Following an FDA inspection in February 2018, Lonza's plant in Portsmouth did not receive a document detailing observations called a Form 483, implying inspectors mostly liked what they saw.
Lonza spokesperson Sanna Fowler says it was also inspected in October 2020, and has an "exemplary track record" with the FDA and international regulatory bodies that conduct similar inspections. "The FDA have used the Portsmouth site as a training site for their inspectors, given its high standards," she wrote in an email to NPR. "Should the FDA decide an inspection of the Moderna facility is required, we are of course ready to receive them."
The other Lonza facility's inspection wasn't as spotless. In October 2019, FDA inspectors found problems with microbial control during certain plant processes. They also found inadequacies in the way the plant measured impurities like toxins released by bacteria. The facility has received several 483s in recent years as well as two import refusals, meaning the FDA twice detained drug product shipments for being out of compliance.
To do work on the Moderna vaccine, Lonza is setting up operations in "a new premises" in Visp, Switzerland, rather than using its existing facility there, Fowler says. She points out that although the FDA has found problems at its existing facility, they didn't result in a warning letter from the agency. Instead the inspectors' findings were "successfully resolved." She says the import refusals were the results of problems further up the supply chain, rather than because of problems at the Lonza plant.
Furthermore, the Moderna vaccine substance the new Swiss that facility makes won't be bound for the United States, according to Fowler. Instead, it will go to the European Union and Canada, for example.
Using a new facility
Moderna has said that it's using a relatively new facility in Norwood, Mass., to make the vaccine.
"The vast majority of the U.S. production will be done in Massachusetts," Moderna co-founder Noubar Afeyan told NPR member station GBH News in a Dec. 1 story.
Although the facility was built in 2018, it wasn't registered with the FDA until this week and has never been inspected, records show. Typically, new facilities need to be inspected before the agency will allow their products to be released.
"While the design of the facility is based on current standards for biotechnology facilities, it has not been reviewed or pre-approved by any regulatory agency, nor has the facility been inspected by any regulatory agency such as the FDA," the company wrote in a June 2020 regulatory filing.
"We have only recently begun producing drug substance and drug product at the MTC [Moderna Technology Center] for our preclinical and clinical use," the filing continues. "We could incur delays in implementing the full operational state of the facility, causing delays to clinical supply or extended use of third-party service providers, resulting in unplanned expenses. In constructing the MTC facility, we have incurred substantial expenditures, and expect to incur significant additional expenditures in validating and operating the facility in the future."
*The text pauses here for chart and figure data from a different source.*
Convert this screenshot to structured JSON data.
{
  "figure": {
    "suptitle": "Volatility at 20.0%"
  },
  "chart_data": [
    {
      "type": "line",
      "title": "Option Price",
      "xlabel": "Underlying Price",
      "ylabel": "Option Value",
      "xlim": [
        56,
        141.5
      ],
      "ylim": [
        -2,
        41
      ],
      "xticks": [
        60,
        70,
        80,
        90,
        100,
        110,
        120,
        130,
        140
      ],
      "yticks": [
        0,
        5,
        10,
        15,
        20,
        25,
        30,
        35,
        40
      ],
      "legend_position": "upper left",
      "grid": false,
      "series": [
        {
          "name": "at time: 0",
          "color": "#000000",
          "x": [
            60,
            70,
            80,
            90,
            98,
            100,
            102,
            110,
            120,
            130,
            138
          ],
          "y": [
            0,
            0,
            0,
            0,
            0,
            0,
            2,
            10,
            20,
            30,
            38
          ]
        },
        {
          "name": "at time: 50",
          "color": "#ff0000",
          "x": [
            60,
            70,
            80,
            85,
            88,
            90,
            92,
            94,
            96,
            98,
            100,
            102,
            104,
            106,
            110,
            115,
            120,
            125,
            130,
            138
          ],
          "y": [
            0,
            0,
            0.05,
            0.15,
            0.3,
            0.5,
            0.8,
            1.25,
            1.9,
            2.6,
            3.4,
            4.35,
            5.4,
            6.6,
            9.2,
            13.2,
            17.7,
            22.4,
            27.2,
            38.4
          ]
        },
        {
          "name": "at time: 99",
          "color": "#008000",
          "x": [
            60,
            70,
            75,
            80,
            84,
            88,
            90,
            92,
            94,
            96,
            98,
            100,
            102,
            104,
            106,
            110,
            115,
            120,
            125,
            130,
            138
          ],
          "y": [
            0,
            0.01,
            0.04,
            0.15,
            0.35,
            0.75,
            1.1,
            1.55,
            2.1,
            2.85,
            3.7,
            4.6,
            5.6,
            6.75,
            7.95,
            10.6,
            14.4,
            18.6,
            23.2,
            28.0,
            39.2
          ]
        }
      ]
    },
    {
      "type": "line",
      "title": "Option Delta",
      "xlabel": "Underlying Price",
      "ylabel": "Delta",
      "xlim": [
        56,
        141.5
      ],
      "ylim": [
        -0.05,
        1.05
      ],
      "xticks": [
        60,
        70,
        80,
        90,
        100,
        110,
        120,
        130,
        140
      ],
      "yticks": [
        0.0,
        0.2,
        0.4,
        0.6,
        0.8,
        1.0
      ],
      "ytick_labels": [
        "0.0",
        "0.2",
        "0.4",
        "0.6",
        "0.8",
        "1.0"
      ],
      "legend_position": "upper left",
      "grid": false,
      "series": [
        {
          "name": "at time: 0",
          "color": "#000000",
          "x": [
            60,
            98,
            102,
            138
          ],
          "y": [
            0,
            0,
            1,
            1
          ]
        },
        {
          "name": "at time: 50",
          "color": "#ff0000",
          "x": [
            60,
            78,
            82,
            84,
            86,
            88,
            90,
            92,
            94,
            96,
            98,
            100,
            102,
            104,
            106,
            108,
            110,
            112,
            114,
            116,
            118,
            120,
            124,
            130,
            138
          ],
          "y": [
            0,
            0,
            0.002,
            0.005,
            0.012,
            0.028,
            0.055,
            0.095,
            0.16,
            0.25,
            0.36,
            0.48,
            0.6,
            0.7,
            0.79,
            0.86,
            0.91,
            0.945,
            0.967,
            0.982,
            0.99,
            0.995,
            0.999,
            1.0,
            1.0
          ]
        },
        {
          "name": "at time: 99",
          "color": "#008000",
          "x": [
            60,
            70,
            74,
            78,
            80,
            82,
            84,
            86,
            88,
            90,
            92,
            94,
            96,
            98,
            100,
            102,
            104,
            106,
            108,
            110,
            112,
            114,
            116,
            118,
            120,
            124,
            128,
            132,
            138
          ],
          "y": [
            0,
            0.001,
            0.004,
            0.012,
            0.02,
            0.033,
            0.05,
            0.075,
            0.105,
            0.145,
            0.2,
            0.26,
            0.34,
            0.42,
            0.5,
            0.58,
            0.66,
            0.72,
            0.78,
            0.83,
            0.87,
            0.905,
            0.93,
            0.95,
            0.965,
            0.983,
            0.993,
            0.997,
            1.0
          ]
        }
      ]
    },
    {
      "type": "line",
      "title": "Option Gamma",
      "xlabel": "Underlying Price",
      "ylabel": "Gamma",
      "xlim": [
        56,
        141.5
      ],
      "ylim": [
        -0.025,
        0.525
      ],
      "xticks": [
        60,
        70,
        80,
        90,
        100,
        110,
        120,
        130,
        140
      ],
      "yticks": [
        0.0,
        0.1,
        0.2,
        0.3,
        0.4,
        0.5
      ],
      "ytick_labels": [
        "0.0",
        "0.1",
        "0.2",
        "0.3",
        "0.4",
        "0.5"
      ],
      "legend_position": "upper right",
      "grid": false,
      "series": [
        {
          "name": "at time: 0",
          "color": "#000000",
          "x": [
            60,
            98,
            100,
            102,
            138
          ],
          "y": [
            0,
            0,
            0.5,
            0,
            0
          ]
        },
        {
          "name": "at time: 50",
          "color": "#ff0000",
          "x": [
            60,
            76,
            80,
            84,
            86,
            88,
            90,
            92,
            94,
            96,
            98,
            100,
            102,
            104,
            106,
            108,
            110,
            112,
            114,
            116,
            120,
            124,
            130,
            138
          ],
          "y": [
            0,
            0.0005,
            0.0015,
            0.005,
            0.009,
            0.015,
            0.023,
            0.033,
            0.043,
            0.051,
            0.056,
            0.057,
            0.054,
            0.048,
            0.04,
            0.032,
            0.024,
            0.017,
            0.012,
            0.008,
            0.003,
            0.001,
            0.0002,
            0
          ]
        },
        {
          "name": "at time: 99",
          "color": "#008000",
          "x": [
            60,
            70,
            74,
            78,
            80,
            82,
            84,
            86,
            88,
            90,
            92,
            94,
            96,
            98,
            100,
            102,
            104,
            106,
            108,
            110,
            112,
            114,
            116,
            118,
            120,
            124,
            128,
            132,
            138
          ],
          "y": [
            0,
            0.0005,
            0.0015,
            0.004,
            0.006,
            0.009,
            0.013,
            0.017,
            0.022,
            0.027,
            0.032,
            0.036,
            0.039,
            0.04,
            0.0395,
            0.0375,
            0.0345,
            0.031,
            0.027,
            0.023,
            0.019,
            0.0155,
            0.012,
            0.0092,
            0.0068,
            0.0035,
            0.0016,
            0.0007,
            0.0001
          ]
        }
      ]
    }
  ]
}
The FDA doesn't speak publicly about specific compliance matters except with the firms involved. However, agency spokesperson Alison Hunt said that the FDA regularly interacts with manufacturers to help resolve regulatory compliance issues when they crop up, and it has a number of tools to accomplish this.
When the FDA is weighing whether to grant emergency use authorization of a COVID-19 vaccine, it takes manufacturing into account, she wrote in an email to NPR.
"FDA expects manufacturers to submit sufficient data to ensure the quality and consistency of the vaccine product," Hunt wrote. "FDA uses available tools and information, including records reviews, site visits, on-site investigations and previous compliance history to assess compliance with current good manufacturing practice (cGMP) requirements."